The powers delegated by the proposed constitution to the Federal Government are few and defined. Those which are to remain in the State Governments are numerous and indefinite. The former will be exercised principally on external objects, as war, peace, negociation [sic] and foreign commerce; with which last the power of taxation will for the most part be connected. The powers reserved to the several States will extend to all the objects, which, in the ordinary course of affairs, concern the lives, liberties and properties of the people; and the internal order, improvement, and prosperity of the State. (Federalist n. 45).

My, how far from the founders' vision we have come. How did this happen?

I believe there are three fundamental shifts that occurred in our nation's history that led to the current mess; one of them may be licit, the other two are illicit and, in my opinion, these last two must be reversed.

The first is the passage of the XIV amendment, in particular section 1 of the same amendment.

Leaving aside the legitimacy of the XIV amendment (it was ratified by several states following military occupation by other states) section 1 of the amendment has several components. The citizenship clause is reasonable and provides a uniform standard of citizenship that is a federal issue and fully within the normal remit of the union to regulate. The clause subjecting life, liberty, and property to the due process of law is fine. The problem comes with the sentence "No state shall make or enforce any law which shall abridge the privileges or immunities of citizens of the United States." This sentence led to the inclusion doctrine which means that any right the citizens may claim against the federal government may also be claimed against the individual states. We can go at length discussing why this was bad, but I will leave it for now, since this is most probably a fair, but unintended and bad, consequence of the amendment.

The next really bad moment in the history of our country was an offense perpetrated by that most villainous president, FDR. When his worthless "New Deal" legislation kept failing constitutional muster (as it should have), the congress and the president decided that they'd do away with proper judicial review and drafted the court-packing bill. A switch in time may have, indeed, saved nine. But the cost was a series of judicial decisions which undermined the federal balance of power. I'm troubled FDR is on my dimes.

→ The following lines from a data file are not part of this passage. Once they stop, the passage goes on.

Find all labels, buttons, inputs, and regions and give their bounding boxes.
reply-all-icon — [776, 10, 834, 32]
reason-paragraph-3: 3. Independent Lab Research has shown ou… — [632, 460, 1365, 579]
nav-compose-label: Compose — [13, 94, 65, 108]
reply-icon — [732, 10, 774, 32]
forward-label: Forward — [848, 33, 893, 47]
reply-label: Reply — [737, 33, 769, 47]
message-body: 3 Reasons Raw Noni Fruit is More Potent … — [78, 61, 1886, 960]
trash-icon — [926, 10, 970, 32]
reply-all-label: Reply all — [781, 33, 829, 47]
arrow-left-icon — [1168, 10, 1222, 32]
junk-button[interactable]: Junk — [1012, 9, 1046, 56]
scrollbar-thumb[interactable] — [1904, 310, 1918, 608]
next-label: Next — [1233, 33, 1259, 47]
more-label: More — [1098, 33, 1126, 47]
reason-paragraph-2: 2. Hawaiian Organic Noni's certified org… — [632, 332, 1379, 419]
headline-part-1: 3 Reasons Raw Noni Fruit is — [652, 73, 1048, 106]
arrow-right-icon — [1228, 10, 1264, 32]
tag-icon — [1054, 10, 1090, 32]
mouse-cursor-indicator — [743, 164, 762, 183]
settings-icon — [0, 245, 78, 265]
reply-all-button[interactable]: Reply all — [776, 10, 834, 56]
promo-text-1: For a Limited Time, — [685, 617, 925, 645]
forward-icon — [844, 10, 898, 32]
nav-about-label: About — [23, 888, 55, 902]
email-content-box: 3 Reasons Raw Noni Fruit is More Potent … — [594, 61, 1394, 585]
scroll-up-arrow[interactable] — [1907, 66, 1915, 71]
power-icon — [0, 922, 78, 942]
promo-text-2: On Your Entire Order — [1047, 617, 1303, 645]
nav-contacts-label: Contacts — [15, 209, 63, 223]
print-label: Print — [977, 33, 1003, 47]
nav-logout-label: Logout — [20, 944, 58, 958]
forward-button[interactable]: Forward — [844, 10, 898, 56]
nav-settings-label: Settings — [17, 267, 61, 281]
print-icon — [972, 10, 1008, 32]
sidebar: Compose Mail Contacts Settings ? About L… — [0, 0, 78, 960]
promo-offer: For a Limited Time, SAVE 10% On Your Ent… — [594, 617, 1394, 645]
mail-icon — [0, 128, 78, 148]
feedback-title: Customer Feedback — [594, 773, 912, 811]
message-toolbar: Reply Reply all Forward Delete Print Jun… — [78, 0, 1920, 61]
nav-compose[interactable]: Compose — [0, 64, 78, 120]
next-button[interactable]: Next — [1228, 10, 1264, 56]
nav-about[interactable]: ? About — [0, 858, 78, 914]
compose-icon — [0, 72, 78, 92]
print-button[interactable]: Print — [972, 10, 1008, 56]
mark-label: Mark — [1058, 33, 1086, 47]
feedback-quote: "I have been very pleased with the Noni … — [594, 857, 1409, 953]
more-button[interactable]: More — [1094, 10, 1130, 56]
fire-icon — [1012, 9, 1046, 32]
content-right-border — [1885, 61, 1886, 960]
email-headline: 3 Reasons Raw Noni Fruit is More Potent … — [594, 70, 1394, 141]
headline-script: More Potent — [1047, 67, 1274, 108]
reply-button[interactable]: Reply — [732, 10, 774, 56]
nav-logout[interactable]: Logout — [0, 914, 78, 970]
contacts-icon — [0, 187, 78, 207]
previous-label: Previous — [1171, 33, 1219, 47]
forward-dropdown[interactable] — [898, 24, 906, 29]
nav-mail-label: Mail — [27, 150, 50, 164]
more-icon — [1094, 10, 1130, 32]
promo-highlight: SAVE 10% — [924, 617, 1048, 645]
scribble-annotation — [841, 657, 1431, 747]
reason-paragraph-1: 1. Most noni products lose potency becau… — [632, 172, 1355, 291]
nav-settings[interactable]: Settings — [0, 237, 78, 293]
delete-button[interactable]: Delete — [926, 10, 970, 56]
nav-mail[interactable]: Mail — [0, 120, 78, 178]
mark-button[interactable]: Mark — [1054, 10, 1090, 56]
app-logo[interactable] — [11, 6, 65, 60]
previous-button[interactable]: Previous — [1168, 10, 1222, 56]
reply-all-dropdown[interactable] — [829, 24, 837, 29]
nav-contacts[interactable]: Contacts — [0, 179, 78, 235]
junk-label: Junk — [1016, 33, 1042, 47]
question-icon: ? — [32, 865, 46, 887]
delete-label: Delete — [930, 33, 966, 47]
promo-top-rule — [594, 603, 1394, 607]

The final nail in the coffin was the commerce clause interpretation (or, I should say, non interpretation) brought on to pass civil rights legislation. In the Heart of Atlanta Motel and Ollie's Barbeque cases the court decided not to decide. In other words, they said that if congress thought something had an impact on interstate commerce sufficient to regulate at the federal level, then they would not review that determination (this led to the phrase "dormant commerce clause"). In other words, congress was given carte blanche to enact any legislation it wanted under a claim of power flowing from their power to regulate interstate commerce -- the court would not (and has not) review whether the claim is legitimate or not.

This is absurd.

A fundamental tenet of any political system is that no judge (or group of judges) can stand in judgment in his own case(s). This is the threat to political balance that Madison warned about in Federalist n. 10. By giving congress a ruling that established the dormant commerce clause, the Supreme Court made congress a judge of its own cases; congress gets to decide the limit of its power. This, unsurprisingly, led to an unprecedented expansion of federal power in areas which are well outside the limits imposed by art. 3 of the constitution. When an independent judiciary abdicates its supervisory role, abuse is inevitable.

Is this the type of country, the type of rule of law, you support? Or is it time to replace the tired ideology of Bader Ginsburg and her ilk with law abiding judges and make congress fight for expansion of its power the old fashioned way -- through constitutional amendment at the tail end of vigorous political debate?

Freak

  • brotio
    Comment from: brotio
    12/30/08 @ 12:12:39 am

    Great column, Freak.

    I'd add two more licit acts to the list: The Sixteenth and Seventeenth Amendments. I'm not sure any of St Franklin of Roosevelt's New Deal could have even been imagined without the Evil Pair.